Elizabeth Holmes’ defense rests its case
By Sara Ashley O’Brien, CNN Business
Elizabeth Holmes’ defense rested its case Wednesday, shortly after the founder and former CEO of Theranos concluded her seventh day on the witness stand in her own criminal trial.
While the prosecution called 29 witnesses to testify, the defense’s case relied almost entirely on Holmes. During her testimony, she offered up a complicated, and at times seemingly contradictory, portrayal of herself while at Theranos’ helm. On the one hand, Holmes confirmed that the buck stopped with her at Theranos. On the other, she claimed she was a victim of a decade-long abusive relationship with the company’s COO, Ramesh “Sunny” Balwani, who she said tried to control nearly every aspect of her life. (Balwani’s attorneys have previously denied those allegations.)
“He impacted everything about who I was, and I don’t fully understand that,” Holmes said in a tearful testimony last week.
Holmes was the third witness called to the stand by the defense, following a paralegal for the law firm representing Holmes and a former Theranos board member who joined after its downfall had begun.
Holmes, 37, was once upheld as a rare female founder who’s startup had skyrocketed to a $9 billion valuation, making herself a billionaire. Now, she’s a rare Silicon Valley entrepreneur on trial for criminal fraud, more than six years after a Wall Street Journal reporter published the first expose about the company. She faces nine counts of wire fraud and two counts of conspiracy to commit wire fraud. Holmes has pleaded not guilty and faces up to 20 years in prison and a fine of $250,000, plus restitution, for each count of wire fraud and each conspiracy count.
Holmes’ seven days on the witness stand
Under oath, Holmes acknowledged the company only ever performed 12 tests on its own devices, that she herself doctored Theranos reports by adding pharmaceutical logos to them, and that Theranos never deployed its devices with the military.
But Holmes, in confronting these points, cited her good faith explanations, which countered what jurors had heard from government witnesses. She repeatedly pointed the finger at others for their representations of the company’s capabilities and steps the company took that are under fire. At times, she expressed some contrition, or completely denied earlier witness testimonies.
She testified that Theranos only ever performed a dozen tests, rather than hundreds, using its proprietary technology, but she said it was largely relying on modified third-party machines to accommodate a key retail partnership with Walgreens. The government’s witnesses had claimed that Theranos’ leaned on machines manufactured by others due to its own technological failings.
Holmes testified Theranos did not disclose its use of third-party machines to Walgreens, investors and journalists because it was a closely-held trade secret that she fought to protect, citing the advice of her counsel.
Holmes testified that Theranos devices were never deployed in Afghanistan, on military medevacs, or for use by soldiers, despite conversations and aspirations to eventually do so. Numerous witnesses during the government’s case testified that they’d been told some variation of that, and had been impressed by it. When pressed on this point by Leach, who ticked off a list of witnesses who’d testified as such, Holmes, under oath, denied this: “My testimony is that I don’t think I said that.”

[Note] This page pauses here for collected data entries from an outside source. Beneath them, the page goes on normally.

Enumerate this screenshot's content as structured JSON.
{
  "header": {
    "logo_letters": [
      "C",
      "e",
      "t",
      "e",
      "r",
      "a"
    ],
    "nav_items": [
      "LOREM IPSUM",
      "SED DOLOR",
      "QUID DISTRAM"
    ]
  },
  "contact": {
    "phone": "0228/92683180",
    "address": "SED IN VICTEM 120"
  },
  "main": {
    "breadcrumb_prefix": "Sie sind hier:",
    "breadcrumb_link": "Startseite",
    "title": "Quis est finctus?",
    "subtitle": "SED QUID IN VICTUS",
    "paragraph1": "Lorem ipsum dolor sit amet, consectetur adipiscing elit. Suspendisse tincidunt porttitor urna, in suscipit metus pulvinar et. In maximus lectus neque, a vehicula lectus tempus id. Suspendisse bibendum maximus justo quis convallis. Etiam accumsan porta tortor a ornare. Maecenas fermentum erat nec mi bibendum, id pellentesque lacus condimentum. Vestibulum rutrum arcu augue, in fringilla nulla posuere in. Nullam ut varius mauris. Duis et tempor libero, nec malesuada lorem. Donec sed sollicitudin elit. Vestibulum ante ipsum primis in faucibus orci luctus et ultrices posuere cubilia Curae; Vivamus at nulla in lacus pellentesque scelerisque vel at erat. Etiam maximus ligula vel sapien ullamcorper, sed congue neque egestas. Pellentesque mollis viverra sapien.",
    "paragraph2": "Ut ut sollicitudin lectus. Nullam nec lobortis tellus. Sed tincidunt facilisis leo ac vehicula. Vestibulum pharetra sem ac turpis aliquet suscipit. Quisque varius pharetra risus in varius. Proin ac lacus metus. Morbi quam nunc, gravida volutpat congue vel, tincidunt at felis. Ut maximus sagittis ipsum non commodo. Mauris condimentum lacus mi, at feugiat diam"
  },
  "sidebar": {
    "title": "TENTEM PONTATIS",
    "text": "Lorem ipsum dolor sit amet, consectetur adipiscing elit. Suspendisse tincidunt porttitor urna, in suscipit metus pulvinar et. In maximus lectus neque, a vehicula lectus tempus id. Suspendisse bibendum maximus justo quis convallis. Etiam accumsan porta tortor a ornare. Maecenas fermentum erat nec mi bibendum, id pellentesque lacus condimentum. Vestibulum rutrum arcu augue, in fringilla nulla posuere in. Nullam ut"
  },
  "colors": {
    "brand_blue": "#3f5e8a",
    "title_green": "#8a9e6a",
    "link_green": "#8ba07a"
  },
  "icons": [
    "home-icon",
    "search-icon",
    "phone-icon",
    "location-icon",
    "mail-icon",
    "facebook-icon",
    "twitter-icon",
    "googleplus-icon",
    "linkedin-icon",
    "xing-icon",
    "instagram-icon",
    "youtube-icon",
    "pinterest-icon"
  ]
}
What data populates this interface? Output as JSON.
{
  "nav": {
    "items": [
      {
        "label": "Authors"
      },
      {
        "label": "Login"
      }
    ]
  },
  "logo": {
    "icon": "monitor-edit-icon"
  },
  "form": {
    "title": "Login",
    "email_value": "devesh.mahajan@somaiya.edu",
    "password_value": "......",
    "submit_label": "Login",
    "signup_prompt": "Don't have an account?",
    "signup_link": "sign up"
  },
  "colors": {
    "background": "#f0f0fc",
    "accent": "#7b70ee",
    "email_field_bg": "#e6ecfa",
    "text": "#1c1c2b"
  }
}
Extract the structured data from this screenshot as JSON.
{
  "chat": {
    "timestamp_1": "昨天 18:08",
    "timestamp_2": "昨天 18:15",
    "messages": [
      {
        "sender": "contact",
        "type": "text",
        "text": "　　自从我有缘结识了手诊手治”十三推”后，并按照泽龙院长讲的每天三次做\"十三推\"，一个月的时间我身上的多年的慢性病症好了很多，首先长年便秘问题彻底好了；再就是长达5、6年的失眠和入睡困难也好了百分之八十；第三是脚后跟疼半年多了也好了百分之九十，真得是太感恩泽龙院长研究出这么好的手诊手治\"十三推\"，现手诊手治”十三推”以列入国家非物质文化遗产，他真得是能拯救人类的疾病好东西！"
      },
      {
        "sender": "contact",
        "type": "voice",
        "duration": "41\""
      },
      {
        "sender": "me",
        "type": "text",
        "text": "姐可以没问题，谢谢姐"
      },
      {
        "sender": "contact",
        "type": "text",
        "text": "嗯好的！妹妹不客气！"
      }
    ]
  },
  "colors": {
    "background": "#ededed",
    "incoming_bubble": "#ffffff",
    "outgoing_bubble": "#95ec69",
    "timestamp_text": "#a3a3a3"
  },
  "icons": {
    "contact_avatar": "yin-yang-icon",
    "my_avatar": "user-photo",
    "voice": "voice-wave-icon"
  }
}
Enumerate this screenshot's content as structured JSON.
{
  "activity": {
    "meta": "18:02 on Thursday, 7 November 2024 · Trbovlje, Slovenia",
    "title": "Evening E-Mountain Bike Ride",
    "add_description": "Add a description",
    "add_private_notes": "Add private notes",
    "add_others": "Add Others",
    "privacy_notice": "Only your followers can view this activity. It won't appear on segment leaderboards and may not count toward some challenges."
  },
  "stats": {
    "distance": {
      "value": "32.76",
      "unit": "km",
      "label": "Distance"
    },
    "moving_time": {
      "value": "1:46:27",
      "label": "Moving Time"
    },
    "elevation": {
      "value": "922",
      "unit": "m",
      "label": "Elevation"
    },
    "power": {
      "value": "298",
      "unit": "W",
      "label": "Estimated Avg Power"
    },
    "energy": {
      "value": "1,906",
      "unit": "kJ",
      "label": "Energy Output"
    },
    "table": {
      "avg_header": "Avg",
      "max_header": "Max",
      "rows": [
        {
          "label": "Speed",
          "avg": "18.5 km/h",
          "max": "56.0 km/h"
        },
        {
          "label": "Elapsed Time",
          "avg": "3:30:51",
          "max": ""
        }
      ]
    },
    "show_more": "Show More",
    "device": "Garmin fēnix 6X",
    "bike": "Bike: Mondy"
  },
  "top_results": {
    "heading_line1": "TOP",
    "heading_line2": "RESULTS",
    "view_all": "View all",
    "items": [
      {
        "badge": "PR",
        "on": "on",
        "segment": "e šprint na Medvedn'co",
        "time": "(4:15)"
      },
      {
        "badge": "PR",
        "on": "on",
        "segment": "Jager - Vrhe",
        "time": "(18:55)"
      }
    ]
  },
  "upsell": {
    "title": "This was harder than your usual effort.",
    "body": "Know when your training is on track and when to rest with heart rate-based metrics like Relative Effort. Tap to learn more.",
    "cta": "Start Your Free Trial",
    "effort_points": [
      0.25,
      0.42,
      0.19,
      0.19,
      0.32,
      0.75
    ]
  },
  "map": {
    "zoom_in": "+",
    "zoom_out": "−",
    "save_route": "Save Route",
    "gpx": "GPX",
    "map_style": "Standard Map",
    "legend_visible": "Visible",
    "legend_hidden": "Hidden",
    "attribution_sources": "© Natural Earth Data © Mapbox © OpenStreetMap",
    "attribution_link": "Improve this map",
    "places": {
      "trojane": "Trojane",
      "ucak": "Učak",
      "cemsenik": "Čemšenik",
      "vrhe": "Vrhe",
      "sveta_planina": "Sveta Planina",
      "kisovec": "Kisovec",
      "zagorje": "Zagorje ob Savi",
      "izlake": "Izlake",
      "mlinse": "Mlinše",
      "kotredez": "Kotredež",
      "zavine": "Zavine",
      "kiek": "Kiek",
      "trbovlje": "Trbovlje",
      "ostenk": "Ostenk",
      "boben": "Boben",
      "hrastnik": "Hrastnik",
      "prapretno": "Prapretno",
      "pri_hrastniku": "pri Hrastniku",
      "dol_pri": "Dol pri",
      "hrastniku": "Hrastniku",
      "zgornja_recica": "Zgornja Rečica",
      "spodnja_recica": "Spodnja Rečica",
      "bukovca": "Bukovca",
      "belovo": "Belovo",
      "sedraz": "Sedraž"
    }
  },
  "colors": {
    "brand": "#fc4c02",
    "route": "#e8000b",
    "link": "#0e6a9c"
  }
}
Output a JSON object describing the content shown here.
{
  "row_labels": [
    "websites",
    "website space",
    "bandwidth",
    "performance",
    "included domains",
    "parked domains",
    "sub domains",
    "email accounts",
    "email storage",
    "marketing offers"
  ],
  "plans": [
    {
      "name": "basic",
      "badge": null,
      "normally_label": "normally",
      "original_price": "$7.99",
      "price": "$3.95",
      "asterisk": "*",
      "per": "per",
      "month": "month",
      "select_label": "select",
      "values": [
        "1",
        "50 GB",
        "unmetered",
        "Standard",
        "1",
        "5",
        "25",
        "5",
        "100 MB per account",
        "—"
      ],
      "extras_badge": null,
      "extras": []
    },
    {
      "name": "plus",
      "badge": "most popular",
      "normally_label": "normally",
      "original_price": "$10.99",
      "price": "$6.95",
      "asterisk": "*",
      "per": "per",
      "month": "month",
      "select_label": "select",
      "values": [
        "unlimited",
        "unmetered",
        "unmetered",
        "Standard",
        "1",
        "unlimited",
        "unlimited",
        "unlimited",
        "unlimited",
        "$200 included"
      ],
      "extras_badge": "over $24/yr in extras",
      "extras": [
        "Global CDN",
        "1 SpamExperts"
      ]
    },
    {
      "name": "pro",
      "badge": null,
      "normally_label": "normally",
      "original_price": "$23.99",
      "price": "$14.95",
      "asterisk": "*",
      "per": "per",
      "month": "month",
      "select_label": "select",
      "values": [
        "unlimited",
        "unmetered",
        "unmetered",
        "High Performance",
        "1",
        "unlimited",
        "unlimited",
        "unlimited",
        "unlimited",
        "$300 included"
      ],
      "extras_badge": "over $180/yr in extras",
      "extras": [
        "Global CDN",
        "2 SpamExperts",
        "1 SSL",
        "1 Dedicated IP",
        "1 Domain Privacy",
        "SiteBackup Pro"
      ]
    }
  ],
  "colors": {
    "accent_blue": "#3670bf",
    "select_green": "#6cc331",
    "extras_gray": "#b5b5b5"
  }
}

Holmes also testified that she herself added logos of pharmaceutical companies to Theranos reports before circulating them to stakeholders as validations of its technology — something numerous government witnesses testified misled them into thinking those companies had prepared the reports. She expressed contrition about this decision, saying that she had heard witness testimony during this case: “I wish I had done it differently.”
According to Jessica Roth, a Cardozo Law School professor and former federal prosecutor, it can be a “credible strategy” for a defendant to acknowledge some things that may be irrefutable because it buys goodwill with the jury when objecting to others.
Jill Huntley Taylor, a jury consultant, similarly told CNN Business this approach could add to Holmes’ credibility with the jury. “It lets her control that narrative.”